Oriana Sabatini respondió a las críticas tras su embarazo
La actriz y cantante cruzó en las redes sociales a un usuario que cuestionó los motivos de su maternidad y su peso corporal. Defendió la importancia de visibilizar que los embarazos no siempre son procesos perfectos.
Oriana Sabatini, quien en marzo de este año dio a luz a Gia, su primera hija junto al futbolista Paulo Dybala, utilizó sus plataformas digitales para responder de manera categórica a los comentarios maliciosos referidos a su cuerpo y a su reciente maternidad. La artista decidió romper con la idea romántica de la gestación y hablar abiertamente sobre las dificultades físicas que atravesó durante el proceso.
Las tensiones se desencadenaron en la red social X, luego de que un usuario asegurara de forma pública que Sabatini se había convertido en madre por supuestas presiones de su pareja y sugiriera que la principal preocupación de la modelo era el incremento de su peso corporal.
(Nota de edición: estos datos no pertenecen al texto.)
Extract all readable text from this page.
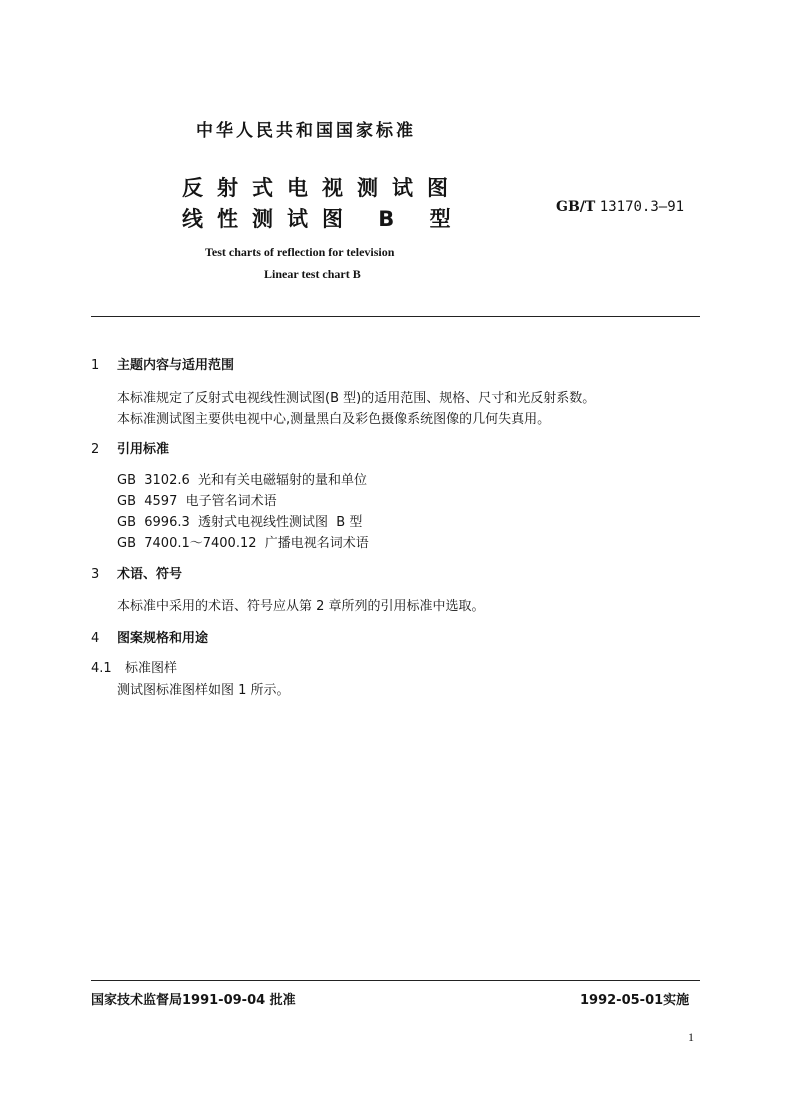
中华人民共和国国家标准
反射式电视测试图
线性测试图 B 型	GB/T 13170.3—91
Test charts of reflection for television
Linear test chart B
1 主题内容与适用范围
本标准规定了反射式电视线性测试图(B 型)的适用范围、规格、尺寸和光反射系数。
本标准测试图主要供电视中心,测量黑白及彩色摄像系统图像的几何失真用。
2 引用标准
GB  3102.6 光和有关电磁辐射的量和单位
GB  4597 电子管名词术语
GB  6996.3 透射式电视线性测试图  B 型
GB  7400.1～7400.12 广播电视名词术语
3 术语、符号
本标准中采用的术语、符号应从第 2 章所列的引用标准中选取。
4 图案规格和用途
4.1 标准图样
测试图标准图样如图 1 所示。
国家技术监督局1991-09-04 批准	1992-05-01实施
1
Una respuesta contundente y un mensaje colectivo
Frente a las acusaciones, la autora de «Podría quedarme acá» replicó de forma directa: «Los kilos que engordé en el embarazo me dan exactamente igual». Asimismo, aprovechó la oportunidad para profundizar en los padecimientos reales que sufrió durante los nueve meses de gestación, detallando síntomas como dolores constantes, vómitos recurrentes y serias dificultades para desplazarse con normalidad.
«No voy a salir a decir algo que no me pasó para que las mujeres que no tienen un embarazo ‘perfecto’ se sigan sintiendo culpables de que así sea», subrayó la protagonista de la serie Aliados, buscando generar empatía y acompañamiento hacia aquellas madres que transitan experiencias complejas lejos de los estereotipos idílicos que suelen difundirse.
Finalmente, la cantante ratificó el excelente presente afectivo que atraviesa junto a su esposo y a su hija recién nacida, señalando que ambos la hacen plenamente feliz. No obstante, concluyó con un llamado a la reflexión sobre los juicios ajenos y remarcó que la transformación física y mental que experimenta una mujer al convertirse en madre representa un proceso inconmensurable que exige respeto y comprensión.